Ao ver o blog difamatório, fiquei pasma. Não achei que seria um assunto de interesse das pessoas as comunidades do orkut que escolhi para pertencer. E pior, que isto poderia afetar o que as pessoas pensam do meu caráter. Ledo engano pensar que a música que escuto no carro vai deixar de ser elemento de discussão religiosa. Na doença do “celebridadismo” que sofremos, tudo é relevante. Basta assistir ao programa de fofocas da rede TV, da Band, ou da Globo; basta ver na revista Caras que a marca de cueca que o Gianechini usa é D&G e que a Xuxa só se banha com leite importado de algum lugar caríssimo.
O mundo evangélico poderia ser diferente, mas não é. Estamos em busca de uma transcendência absoluta. O líder religioso não é humano -- é semidivino; deve ser persona, personalidade. Deve demonstrar uma superioridade absoluta. Não pode se cansar, não pode “estar num mau dia” ou dolorido, ou amargo, ou num daqueles dias em que Deus se esconde na nuvem. Ele (ou ela, principalmente ela) tem que estar límpido, leve, divinamente inspirado em todo tempo, apresentar uma humildade distante e lustrosa, ser bonito, e, se for mulher, magra (o homem não precisa, mas a mulher tem que ter formas de violão, mesmo que seu objetivo não seja atrair ninguém sexualmente. Aliás, engordei muito ultimamente -- orem por mim). Ele tem que orar de forma impressionante, de preferência com efeitos especiais, tem que falar manso, não pensar em dinheiro nunca num extremo, senão, será mercenário e obcecado por prosperidade, mesmo que seja explorado em todos os eventos dos quais participa (e esta infelizmente é quase a regra). Pior ainda, no meio evangélico suas falas serão gravadas e vendidas sem que você tenha direito a nem uma merreca (porque não fazem assim com os cantores?) e quando ganhar oferta, na maioria das vezes será apenas o suficiente para o táxi de volta pra casa. As celebridades de Caras (preferia a B....s, quando existia) ganham para viver esta vida escancarada. As nossas, pagam pra isto.

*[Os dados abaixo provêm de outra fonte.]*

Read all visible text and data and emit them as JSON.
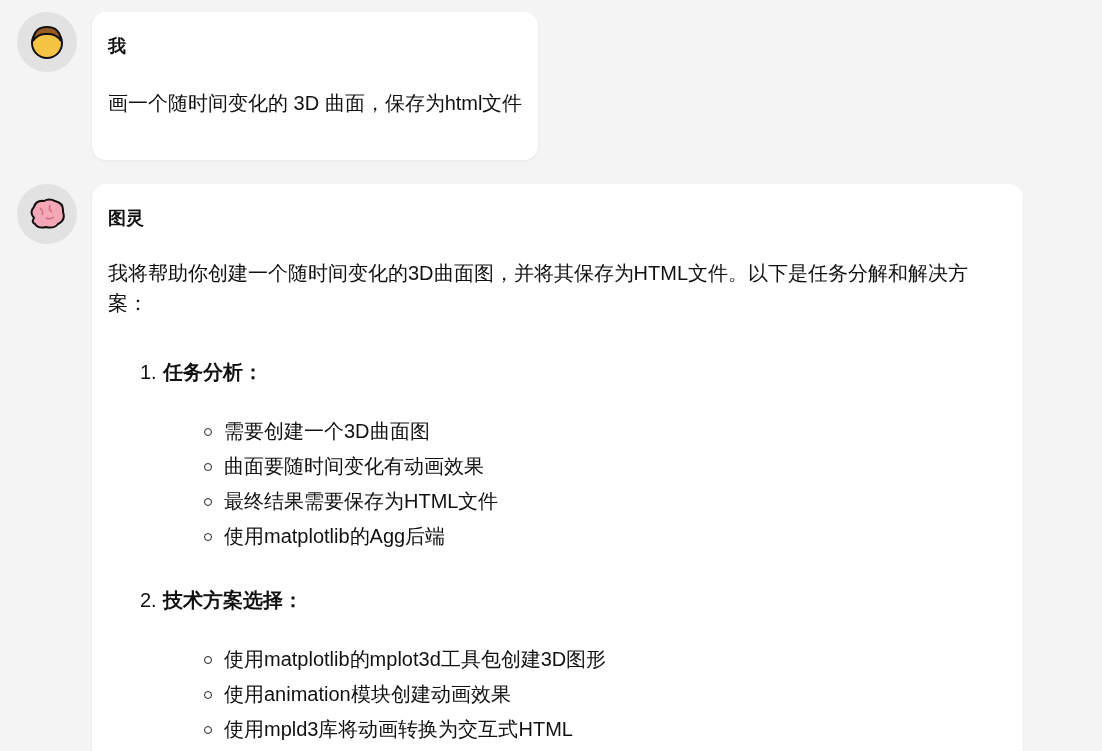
{
  "messages": [
    {
      "kind": "user",
      "author": "我",
      "text": "画一个随时间变化的 3D 曲面，保存为html文件"
    },
    {
      "kind": "assistant",
      "author": "图灵",
      "intro": "我将帮助你创建一个随时间变化的3D曲面图，并将其保存为HTML文件。以下是任务分解和解决方案：",
      "sections": [
        {
          "number": "1.",
          "title": "任务分析：",
          "items": [
            "需要创建一个3D曲面图",
            "曲面要随时间变化有动画效果",
            "最终结果需要保存为HTML文件",
            "使用matplotlib的Agg后端"
          ]
        },
        {
          "number": "2.",
          "title": "技术方案选择：",
          "items": [
            "使用matplotlib的mplot3d工具包创建3D图形",
            "使用animation模块创建动画效果",
            "使用mpld3库将动画转换为交互式HTML"
          ]
        }
      ]
    }
  ]
}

Esta é a regra do mercado; esta é a demanda do público, plebe ignara, ovelhas encurraladas numa cerca de preconceitos e dogmas, feridas demais, cansadas demais, emburrecidas demais, carentes demais para pensar por si sós... Alguns compraram o pacote completo: cabresto e viseira. Ah, irmãos, me desculpem, mas não posso aceitar isto. Não creio que as pessoas não saibam que todos nós, mesmo os líderes, somos gente como qualquer outra gente. Gente de carne e osso, mais carne que osso muitas vezes... Temos nossos erros e acertos, pecados e perdões.

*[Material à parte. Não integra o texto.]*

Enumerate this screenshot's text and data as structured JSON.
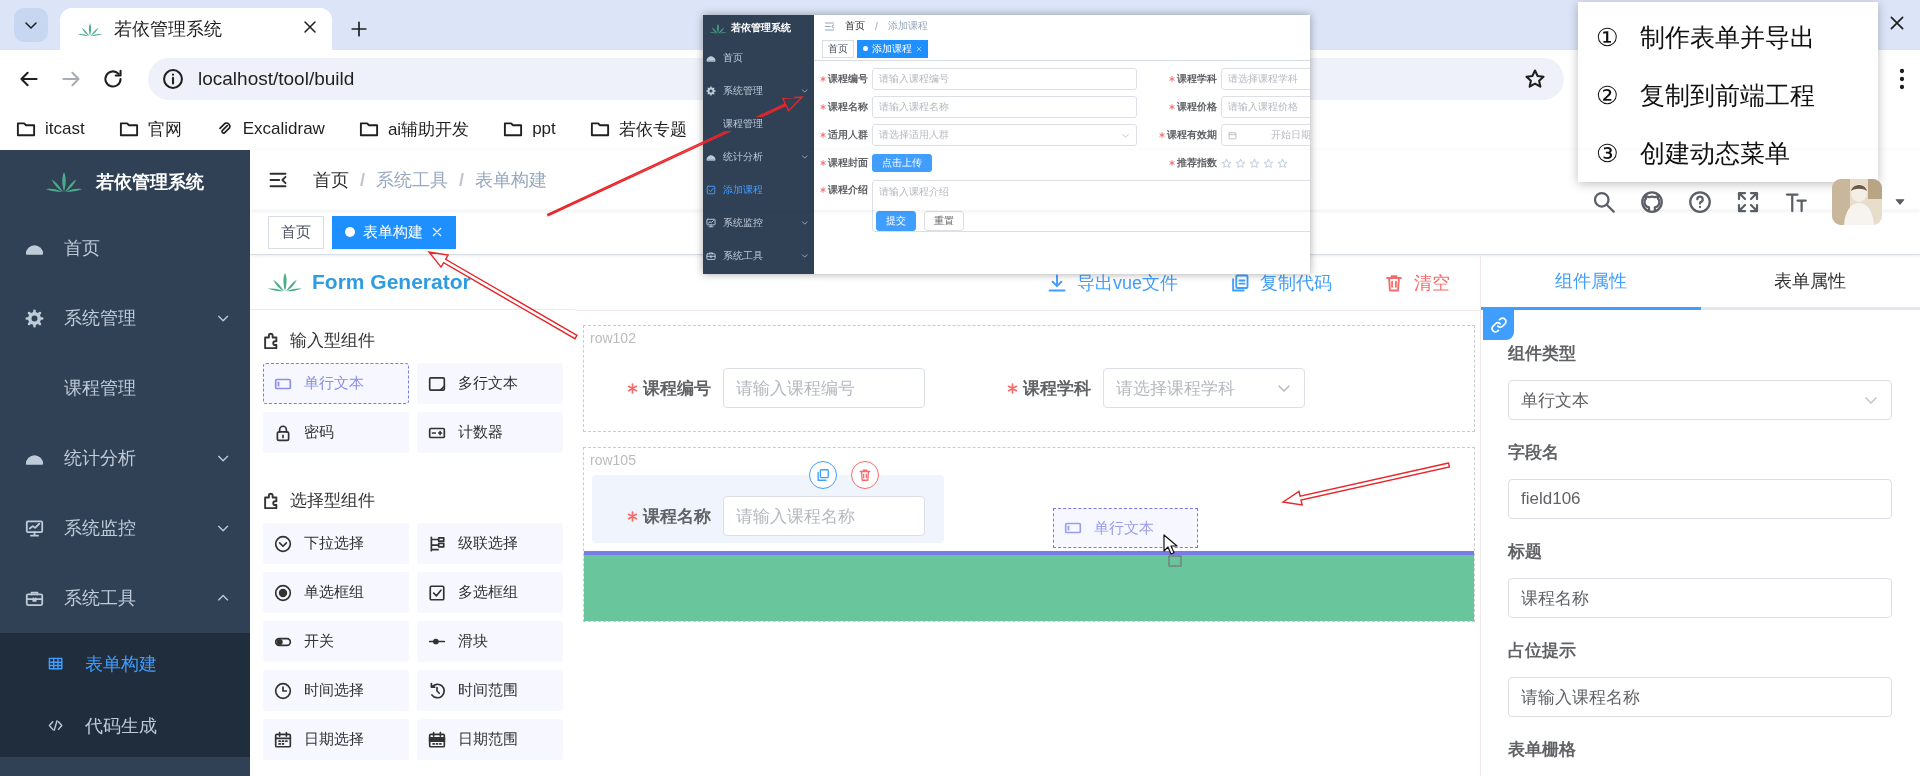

Lia Morin e Capra (que descobri pelo blog que são bruxos) quando fiz meu orkut, assim como li Yancey e Nouwen ontem, ambos cristãos (um batista e outro católico), não pela sua religião, mas pela sua lucidez. Hoje voltei aos crentes Mangalwadi e Ramachandra, mas, como quase ninguém os conhece, nem os menciono. Vão concluir que me converti ao hinduísmo... Não basta ser cristão para ser honesto, ou sábio, ou inteligente. Tem muito cristão escrevendo por aí cujo ensino não vale a folha de papel em que está escrito. Morin e Capra são filósofos -- um da pedagogia outro da física e da biologia, ambos tateando realidades com suas almas sedentas de Deus e de verdade; sede esta que não é exclusividade dos cristãos. Quem sabe, se ao tatear também, posso deparar-me com alguma verdade. A verdade de Deus é patente e manifesta no mundo para todos os que o buscam...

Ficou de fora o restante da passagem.